En el arduo caminar que conduce desde la apariencia de los fenómenos a la construcción de los hechos y desde la práctica a la teoría, es decir, desde la experiencia de la realidad a la contemplación estimativa de la misma, hay antecedentes tranquilizadores que permiten, para no desbarrar, atenerse a una metodología compartida por el cuerpo científico. Al adoptar este temperamento lo que importa, entonces, es la correcta orientación en el camino y no el ansiado descanso en la posada. Buena ciencia es la que bien pregunta y no aquella que pretende ofrecer las definitivas respuestas.

 

Pueblo: fuentes etimológicas e históricas

La voz pueblo deriva del término populus, que en latín poseía un sentido restringido.

En efecto, según expresaba Cicerón "el pueblo (populus) no es cualquier conglomerado de hombres reunidos de cualquier modo, sino un conjunto de gentes (gens) asociadas por el consentimiento de un mismo derecho y por una idéntica comunión de intereses" (8). De tal modo el pueblo estaba constituido por el conjunto de los ciudadanos romanos (civis) que en un principio eran solamente los descendientes del patriciado (patres) al par que los plebeyos formaban la masa desposeída de la plebs. Las luchas emprendidas por estos últimos para emparejar su condición con los patricios, integrantes de la nobleza (nobilitas), quienes junto con los miembros de su clientela formaban el populus, lograron, luego de la ley Hortensia, que aquellos accedieran a la plena ciudadanía, tal como lo cuentan las entusiastas páginas de León Bloch (9). A partir de entonces la plebs pudo sentar plaza en el ejército de Roma pero sin participar en las ceremonias del culto ni en la asambleas cívicas. La plebs, está emparentada, desde el punto de vista etimológico, con el plenus latino y el plethos griego, voces que aluden a lo más numeroso, a la multitud. Aquella denotación despectiva, traducida al español, significa gentuza, populacho, canalla, vulgo de baja estofa.
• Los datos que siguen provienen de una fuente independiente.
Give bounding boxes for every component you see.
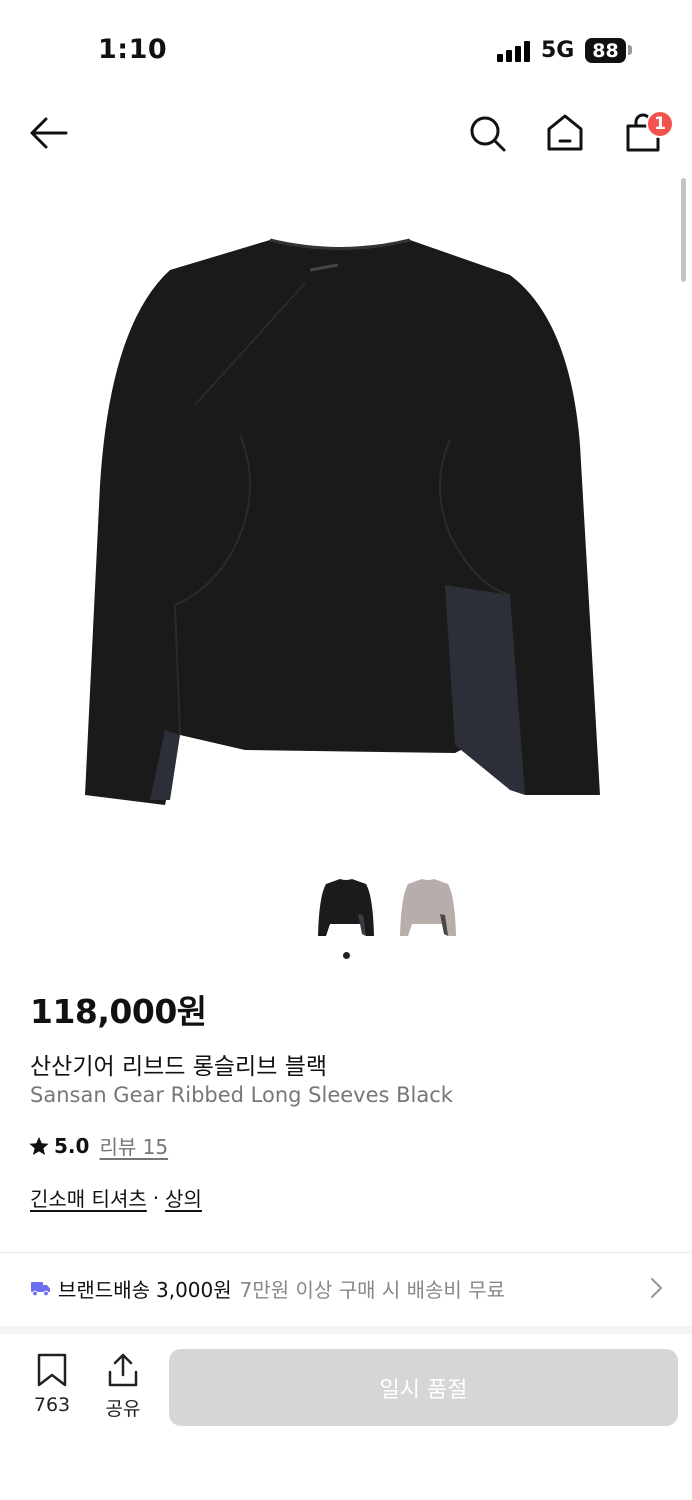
rating-score: 5.0 (54, 1133, 90, 1158)
category-separator: · (152, 1185, 160, 1210)
product-price: 118,000원 (30, 992, 207, 1031)
search-icon (470, 116, 506, 152)
share-button[interactable]: 공유 (98, 1352, 148, 1421)
network-type: 5G (541, 38, 575, 63)
review-link[interactable]: 리뷰 15 (99, 1131, 168, 1160)
battery-level: 88 (592, 39, 619, 62)
product-name-ko: 산산기어 리브드 롱슬리브 블랙 (30, 1054, 328, 1080)
shipping-brand-label: 브랜드배송 (58, 1277, 150, 1302)
share-label: 공유 (105, 1398, 141, 1420)
home-icon (547, 114, 583, 151)
arrow-left-icon (30, 117, 68, 149)
cart-count-badge: 1 (646, 110, 674, 138)
bookmark-icon (37, 1353, 67, 1387)
carousel-indicator (343, 952, 350, 959)
star-icon (29, 1136, 49, 1155)
like-button[interactable]: 763 (27, 1352, 77, 1416)
scrollbar[interactable] (681, 178, 686, 282)
back-button[interactable] (26, 110, 72, 156)
section-divider (0, 1326, 692, 1334)
category-breadcrumb: 긴소매 티셔츠 · 상의 (30, 1183, 202, 1212)
shipping-note: 7만원 이상 구매 시 배송비 무료 (239, 1277, 505, 1302)
product-image[interactable] (70, 225, 630, 825)
search-button[interactable] (464, 110, 510, 156)
thumbnail-black[interactable] (316, 876, 376, 944)
sweater-illustration (85, 238, 600, 805)
thumbnail-gray-image (400, 879, 456, 936)
product-name-en: Sansan Gear Ribbed Long Sleeves Black (30, 1083, 453, 1107)
like-count: 763 (33, 1394, 71, 1416)
shipping-info-row[interactable]: 브랜드배송 3,000원 7만원 이상 구매 시 배송비 무료 (30, 1270, 670, 1306)
battery-icon: 88 (585, 38, 626, 63)
status-time: 1:10 (98, 34, 168, 65)
shipping-fee: 3,000원 (156, 1277, 232, 1302)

Por encima del populus y la plebs estaba el Senado (Senatus), integrado por los Mayores, los Ancianos (senex, senis), o sea los miembros de la nobleza hereditaria cuya experiencia de la vida y de los hombres los hacía duchos en las artes de aconsejar y gobernar. La fórmula Senatus populus que romanus, en la cual que, conjunción copulativa enclítica equivale a la y en nuestro idioma, significa "el Senado y el pueblo romanos". Dicho Senado era la autoridad superior permanente, puesto que el mandato de los cónsules, encargados del pleno gobierno ejecutivo, fue reducido en la era republicana a un año de duración. Más tarde, durante el Imperio, la figura del endiosado emperador opaca, sin borrarla, a la del antes prestigioso Senatus, al par que el populus y la plebs se convierten en la misma cosa. La plebe será amansada y contentada con el pan y el circo (panem et circenses) aunque la alienante realidad social fue más arisca que lo translucido por el pensamiento inspirador de esta expresión. En su momento voy a referirme con mayor detención al asunto. Baste por ahora con decir que en la época imperial los ciudadanos romanos se dividían en dos grupos: el uno estaba integrado por los decuriones, caballeros y senadores (honestiores); el otro por las clases bajas (humiliores, plebeii, tenuiores). El sector gobernante y dominante, constituido por una minoría hegemónica, condecoraba a sus miembros con los calificativos de boni y optimi; los dominados, en cambio, formaban parte de esa barredura innumerable de la sociedad agolpada en la multitudo. Su despreciable caterva, por consiguiente, estaba conformada por los improbi, es decir, por los perversos, los malos, los impíos.

 

La advertencia de un enciclopedista

Antes de entrar en el terreno polisémico de la voz del pueblo, es bueno informar acerca de las dudas conceptuales que tenía el Caballero de Jaucourt, autor del artículo Peuple en la Enciclopedia Francesa, aquel gran monumento intelectual del siglo XVIII. Como se sabe, L’Encyclopedie, ou Dictionnaire raisonée des sciences, des arts et des métiers, cuyos 17 tomos fueron publicados entre 1751 y 1765 en París, gracias al empuje de Diderot y D’Alambert, fue, en más de un sentido, la antesala teórica de la Revolución Francesa. La societé des gens de lettres que la redactó estaba integrada por lo más esclarecido del pensamiento francés, cuyos portadores ya presentían el arribo de la Revolución Industrial al continente europeo a partir de su cuna británica. Pero esa no era la única preocupación de aquellos avisados intelectuales y científicos. Entre las más importantes figuraban las de orden social y político, y en tal sentido los philosophes- así se autodenominaban la pléyade de gente ilustrado e informada- procuraban que el pueblo conociera sus derechos y rompiera las cadenas de la ignorancia y el servilismo, remachadas por los gobiernos monárquicos y las autoritarias aristocracias campagnardes.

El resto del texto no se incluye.